The cross‐sectional and cross‐national data is consistently supportive in each of these chapters and illuminates the technical rationality and institutional realities in higher education, particularly from perspectives that factor American considerations and those from abroad. Meyer and Rowan (2006), in their concluding chapters successfully focus the content of the preceding analyses and resist offering a pre‐packaged explanation to the common background and recommendations elicited in the collected research. In effect, much of their concluding remarks rest in what they allude to as “the pivotal role” (p. 203) of new institutionalism to account for the changing complexion of the educational landscape. The selection of articles target developmental theories and compatibly scrutinize the isomorphic concept that institutions of schooling existing in relatively the same environment mimic each other's structural and functional capacities.
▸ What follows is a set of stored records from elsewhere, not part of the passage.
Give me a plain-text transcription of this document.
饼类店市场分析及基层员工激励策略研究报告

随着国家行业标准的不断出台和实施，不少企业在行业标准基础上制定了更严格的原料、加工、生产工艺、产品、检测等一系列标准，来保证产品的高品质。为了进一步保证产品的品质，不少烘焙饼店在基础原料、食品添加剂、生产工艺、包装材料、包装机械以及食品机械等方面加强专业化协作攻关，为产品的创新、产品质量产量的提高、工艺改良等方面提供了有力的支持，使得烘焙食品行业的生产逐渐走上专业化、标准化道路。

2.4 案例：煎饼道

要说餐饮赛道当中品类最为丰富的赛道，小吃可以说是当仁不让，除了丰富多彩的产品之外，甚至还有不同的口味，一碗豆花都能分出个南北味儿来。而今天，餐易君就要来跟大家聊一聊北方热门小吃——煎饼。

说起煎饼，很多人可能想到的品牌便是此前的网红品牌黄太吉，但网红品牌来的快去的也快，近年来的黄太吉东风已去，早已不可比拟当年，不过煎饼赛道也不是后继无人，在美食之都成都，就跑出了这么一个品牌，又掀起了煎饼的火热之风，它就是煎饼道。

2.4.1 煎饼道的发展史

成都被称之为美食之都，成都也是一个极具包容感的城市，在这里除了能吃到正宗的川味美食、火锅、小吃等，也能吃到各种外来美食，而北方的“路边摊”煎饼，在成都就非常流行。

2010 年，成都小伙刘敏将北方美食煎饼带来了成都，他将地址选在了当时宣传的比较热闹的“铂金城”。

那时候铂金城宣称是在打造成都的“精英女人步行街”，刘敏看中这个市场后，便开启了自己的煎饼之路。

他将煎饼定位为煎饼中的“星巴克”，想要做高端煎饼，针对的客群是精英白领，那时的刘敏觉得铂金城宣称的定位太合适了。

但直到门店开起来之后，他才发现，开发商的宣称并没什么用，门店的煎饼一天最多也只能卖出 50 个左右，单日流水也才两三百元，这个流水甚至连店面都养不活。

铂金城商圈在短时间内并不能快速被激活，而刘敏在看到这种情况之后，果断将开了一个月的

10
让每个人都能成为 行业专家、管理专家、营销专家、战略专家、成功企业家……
The scholarship inherent in this text is arguably best‐suited for graduate students with an interest in various educational and sociological points of view. The text is, quite clearly, not intended to be prescriptive and is admirably committed to enriched levels of analytical accuracy. It does not shun historical interpretation, nor does it neglect the traditionalist interpretations of institutionalist progression. Instead, it factors both of these considerations to carve a distinct niche for institutionalist theory in understanding the intricate changes that have rather innately surfaced within institutional realities and constitutions. Its forthright style and collective influence would serve as fertile ground for graduate study discourses that examine institutional educational environments as lending meaning to the practices of teaching and learning. The editors and individual contributors elucidate how national and international demands for high‐quality schooling have cast a shadow education on the institutional horizon that have translated into support services, tutoring agencies, testing centers, and residual educational resources. Particularly intriguing is the discussion in Meyer's epilogue of the effect of shielding an institution's legitimacy from its procedural competence as being, essentially, an implication of institutionalization:Unlike non‐institutionalized organizations that will be judged by their effectiveness and efficiency, the support of institutionalized organizations is guaranteed almost independent of their performance and despite the availability of demonstrably superior models … Institutions are not judged by how well they facilitate the attainment of specific goals but rather by how much they contribute to social order and stability (p. 219).Scholars in the education and sociology fields, and perhaps other who have a familiarity with the terms and theories under discussion, can extend the main points that the collection espouses and as a result expand the capacity of institutionalist theory to other contexts and circumstances in an attempt to investigate and then articulate emerging events in education and the societies to which they belong.

References

Meyer, H.D. and Rowan, B. (2006), The New Institutionalism in Education, State University of New York Press, Albany, NY.